As we are off to Oakwood today…wish us luck! And enjoy another of our adventures…
From May 27, 2015
Sometimes I don’t know why I do it. Yes, I do. Because I want to give PanKwake as close to a ‘normal’ childhood as I can.
So yesterday found us back in Finsbury Park at ANOTHER fun fair. Having learned my lesson from last time, I gave us plenty of time with her carer…four hours. Plenty of money too. I also made sure to give her plenty of time warnings at half an hour, 15 minutes, 5 minutes.
And I thought…it worked, this is perfect, she is having a great time. Right up until the moment that we got outside the gate and her carer went to get on her bus.
Then she kicked off. Laying on the ground. Kicking. Screaming. Cursing. Trying to run away…with one of the busiest streets in London less than 15 feet away.
And all I could do was hold her feet to keep her from kicking me too hard or especially running into the street.
I do want to say…THANK YOU…to the half a dozen true heroes who stopped and genuinely asked…Is there anything I can do to help? You rock. To the other mothers of autistic children, who offered your empathy…thank you especially for sharing our encouragement.
But the hardest thing of all was not all those others who stared…somehow I have learned not to even see them. It was when she said…”You’re not my mother anymore. I want a new mother.” Don’t get me wrong…I know that she did not really mean that. That she cannot control herself when she gets like this. I know that…
But having lost a baby, a marriage, more than one job, and any hope of ever finding the one I wish with all my heart (there was a man who could just accept us for who we are and be there to hold me when all of it was over)…having given up all of that, getting up every morning to write so that one day hopefully I can give her the life she needs, having put strains on my relationships with my other children, waking up several times in the middle of the night to check on her…those words hurt. No, a knife to my heart would be a quicker, kinder fate than remembering that moment.
Of course, for her the most wonderful thing about autism is that once the meltdown is over…it is over. It took half an hour on that street…and another two of rambling streets looking for a ‘new family’ but when we got home she got a bath, ate and watched YouTube videos.
I, on the other hand, lay all alone in the bed just across the hall…and played those words over and over in my head until it throbbed. Not even an episode of Game of Thrones and tablets eased the pain…or erased the memory. Like I said…I know…I realize she does not mean it. Cannot control it. But neither can I just forget it.

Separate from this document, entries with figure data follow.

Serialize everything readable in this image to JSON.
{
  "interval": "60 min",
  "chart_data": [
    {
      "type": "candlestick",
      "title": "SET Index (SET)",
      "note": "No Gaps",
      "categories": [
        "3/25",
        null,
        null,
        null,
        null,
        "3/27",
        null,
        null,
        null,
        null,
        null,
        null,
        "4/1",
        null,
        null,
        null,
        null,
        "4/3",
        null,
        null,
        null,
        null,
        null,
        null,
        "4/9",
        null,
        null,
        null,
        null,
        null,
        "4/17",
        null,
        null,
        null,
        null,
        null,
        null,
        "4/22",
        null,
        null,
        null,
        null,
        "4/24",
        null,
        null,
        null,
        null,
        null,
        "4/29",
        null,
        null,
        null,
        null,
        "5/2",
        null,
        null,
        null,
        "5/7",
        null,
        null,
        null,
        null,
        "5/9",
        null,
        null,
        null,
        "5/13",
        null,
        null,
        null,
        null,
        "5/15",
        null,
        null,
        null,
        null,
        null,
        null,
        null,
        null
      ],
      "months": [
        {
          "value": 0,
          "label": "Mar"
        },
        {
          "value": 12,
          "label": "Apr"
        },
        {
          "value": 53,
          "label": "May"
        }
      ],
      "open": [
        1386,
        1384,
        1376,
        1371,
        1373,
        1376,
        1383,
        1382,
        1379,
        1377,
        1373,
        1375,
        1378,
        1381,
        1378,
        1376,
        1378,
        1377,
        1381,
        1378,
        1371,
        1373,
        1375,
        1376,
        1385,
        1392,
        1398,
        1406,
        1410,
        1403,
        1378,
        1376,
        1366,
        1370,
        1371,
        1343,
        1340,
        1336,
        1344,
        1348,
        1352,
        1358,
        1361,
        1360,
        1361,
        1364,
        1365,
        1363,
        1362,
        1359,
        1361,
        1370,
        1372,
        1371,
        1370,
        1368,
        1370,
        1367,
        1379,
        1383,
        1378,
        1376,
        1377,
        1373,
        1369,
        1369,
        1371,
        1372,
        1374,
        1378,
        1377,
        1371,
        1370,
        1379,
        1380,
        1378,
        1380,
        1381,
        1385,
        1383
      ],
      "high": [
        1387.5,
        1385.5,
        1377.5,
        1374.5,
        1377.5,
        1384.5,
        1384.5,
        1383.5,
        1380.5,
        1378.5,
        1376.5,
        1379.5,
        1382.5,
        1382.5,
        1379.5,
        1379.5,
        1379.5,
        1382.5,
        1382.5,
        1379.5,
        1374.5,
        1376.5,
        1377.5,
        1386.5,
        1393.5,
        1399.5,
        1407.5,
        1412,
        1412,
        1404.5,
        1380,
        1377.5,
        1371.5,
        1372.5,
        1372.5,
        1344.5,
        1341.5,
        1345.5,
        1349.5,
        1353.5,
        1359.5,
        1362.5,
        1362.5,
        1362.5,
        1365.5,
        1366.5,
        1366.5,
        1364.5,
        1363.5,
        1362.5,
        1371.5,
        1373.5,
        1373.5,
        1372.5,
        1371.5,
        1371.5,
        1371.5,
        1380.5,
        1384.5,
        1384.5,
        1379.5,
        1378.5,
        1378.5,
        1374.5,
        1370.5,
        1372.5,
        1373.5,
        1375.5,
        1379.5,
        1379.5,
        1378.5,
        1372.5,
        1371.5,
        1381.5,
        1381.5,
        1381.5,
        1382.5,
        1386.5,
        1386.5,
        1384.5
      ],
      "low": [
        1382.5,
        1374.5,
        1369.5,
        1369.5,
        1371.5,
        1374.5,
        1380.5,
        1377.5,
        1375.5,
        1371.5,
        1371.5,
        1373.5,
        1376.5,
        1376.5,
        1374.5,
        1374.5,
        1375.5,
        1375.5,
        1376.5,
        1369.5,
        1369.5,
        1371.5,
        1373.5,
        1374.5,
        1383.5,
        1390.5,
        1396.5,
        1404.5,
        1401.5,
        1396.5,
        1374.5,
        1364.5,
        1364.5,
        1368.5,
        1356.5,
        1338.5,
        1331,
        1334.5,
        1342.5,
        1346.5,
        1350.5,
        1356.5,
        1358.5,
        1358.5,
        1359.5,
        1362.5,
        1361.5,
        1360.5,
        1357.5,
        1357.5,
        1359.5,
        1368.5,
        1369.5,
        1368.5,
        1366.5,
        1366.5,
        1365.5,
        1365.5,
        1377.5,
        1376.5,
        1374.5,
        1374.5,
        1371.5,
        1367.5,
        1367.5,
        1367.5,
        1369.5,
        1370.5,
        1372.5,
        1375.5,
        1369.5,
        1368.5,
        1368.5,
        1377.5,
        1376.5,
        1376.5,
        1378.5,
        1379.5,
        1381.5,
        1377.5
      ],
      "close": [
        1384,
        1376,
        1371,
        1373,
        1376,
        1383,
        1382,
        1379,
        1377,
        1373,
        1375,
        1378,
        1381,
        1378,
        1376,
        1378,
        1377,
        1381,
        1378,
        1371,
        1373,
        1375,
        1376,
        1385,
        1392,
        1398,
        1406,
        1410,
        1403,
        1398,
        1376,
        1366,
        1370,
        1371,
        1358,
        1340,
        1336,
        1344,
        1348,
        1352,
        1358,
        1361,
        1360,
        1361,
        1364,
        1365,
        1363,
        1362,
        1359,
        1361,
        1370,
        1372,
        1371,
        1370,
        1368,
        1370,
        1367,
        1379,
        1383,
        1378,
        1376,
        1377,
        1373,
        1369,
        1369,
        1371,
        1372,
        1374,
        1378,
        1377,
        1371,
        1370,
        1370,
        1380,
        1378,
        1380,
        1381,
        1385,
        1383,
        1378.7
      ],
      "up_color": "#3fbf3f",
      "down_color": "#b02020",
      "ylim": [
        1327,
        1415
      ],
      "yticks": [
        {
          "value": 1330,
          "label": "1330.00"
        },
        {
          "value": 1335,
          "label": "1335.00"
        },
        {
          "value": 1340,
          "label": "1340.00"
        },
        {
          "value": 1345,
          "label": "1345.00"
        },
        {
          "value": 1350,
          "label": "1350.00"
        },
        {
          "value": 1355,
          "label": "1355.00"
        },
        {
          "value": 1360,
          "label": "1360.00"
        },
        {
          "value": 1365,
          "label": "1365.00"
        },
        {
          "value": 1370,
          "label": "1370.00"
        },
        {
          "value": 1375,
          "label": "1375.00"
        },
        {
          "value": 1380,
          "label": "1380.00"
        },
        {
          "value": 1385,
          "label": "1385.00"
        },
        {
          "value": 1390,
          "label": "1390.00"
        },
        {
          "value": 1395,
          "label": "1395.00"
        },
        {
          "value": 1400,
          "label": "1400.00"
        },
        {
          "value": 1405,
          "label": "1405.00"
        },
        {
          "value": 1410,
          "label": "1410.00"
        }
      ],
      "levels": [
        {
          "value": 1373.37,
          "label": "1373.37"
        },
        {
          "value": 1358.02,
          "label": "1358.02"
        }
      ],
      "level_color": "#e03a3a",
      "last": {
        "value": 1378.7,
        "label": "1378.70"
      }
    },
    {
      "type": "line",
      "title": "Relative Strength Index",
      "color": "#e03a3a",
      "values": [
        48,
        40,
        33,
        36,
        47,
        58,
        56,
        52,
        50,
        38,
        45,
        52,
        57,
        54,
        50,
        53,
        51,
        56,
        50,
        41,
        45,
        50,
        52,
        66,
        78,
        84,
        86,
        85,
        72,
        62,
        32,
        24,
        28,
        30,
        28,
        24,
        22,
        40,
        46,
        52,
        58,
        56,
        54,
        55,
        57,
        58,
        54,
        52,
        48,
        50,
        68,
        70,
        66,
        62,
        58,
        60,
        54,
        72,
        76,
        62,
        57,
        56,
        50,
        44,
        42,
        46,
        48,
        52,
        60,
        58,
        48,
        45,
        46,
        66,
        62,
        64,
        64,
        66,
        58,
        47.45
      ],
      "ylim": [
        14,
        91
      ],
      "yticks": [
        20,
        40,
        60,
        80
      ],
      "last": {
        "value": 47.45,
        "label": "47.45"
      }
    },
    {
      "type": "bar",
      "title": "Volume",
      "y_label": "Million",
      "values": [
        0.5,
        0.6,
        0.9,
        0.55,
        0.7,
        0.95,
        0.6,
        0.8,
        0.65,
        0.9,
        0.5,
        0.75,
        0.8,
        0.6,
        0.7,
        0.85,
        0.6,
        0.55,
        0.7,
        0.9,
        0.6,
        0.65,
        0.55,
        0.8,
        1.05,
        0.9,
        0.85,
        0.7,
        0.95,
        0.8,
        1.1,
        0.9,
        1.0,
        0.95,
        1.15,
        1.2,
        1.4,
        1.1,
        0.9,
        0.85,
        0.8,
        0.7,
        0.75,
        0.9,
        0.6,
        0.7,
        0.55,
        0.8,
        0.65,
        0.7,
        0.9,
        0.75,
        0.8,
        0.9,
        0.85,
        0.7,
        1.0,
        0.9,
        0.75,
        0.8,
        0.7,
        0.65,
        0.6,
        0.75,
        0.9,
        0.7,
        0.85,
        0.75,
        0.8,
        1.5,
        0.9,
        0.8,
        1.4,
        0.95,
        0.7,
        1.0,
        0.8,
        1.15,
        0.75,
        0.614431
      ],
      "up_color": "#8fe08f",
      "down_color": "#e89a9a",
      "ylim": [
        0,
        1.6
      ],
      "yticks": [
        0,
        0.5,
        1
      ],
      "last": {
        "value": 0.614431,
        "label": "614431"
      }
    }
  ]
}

As I told a friend…it is the law of emotional gravity…what goes up, must come down. And right now, she does not have the developmental capacity to regulate her emotions. I have studied child development enough to know that this is a brain maturity issue. And it is just a matter of time and patience. But what do I do until then? Do we stay home where her environment is more controllable and those types of meltdowns are less frequent and more manageable? But then how will she ever learn to modulate those emotional highs and lows if I do not give her those types of opportunities?
It is another day. I awoke tired…and emotionally drained. But the sun is shining…and it is another day…another opportunity. Today we are going with our carer to her favorite pool. I have it all planned, but then again I had yesterday planned too. So I recognize the futility of that. I am prepared for another one…as much as I can be anyway.
Of course, after today we have three days with nothing scheduled. Time for us both to rest and recover…from this thing we call life with autism/Pathological Demand Avoidance.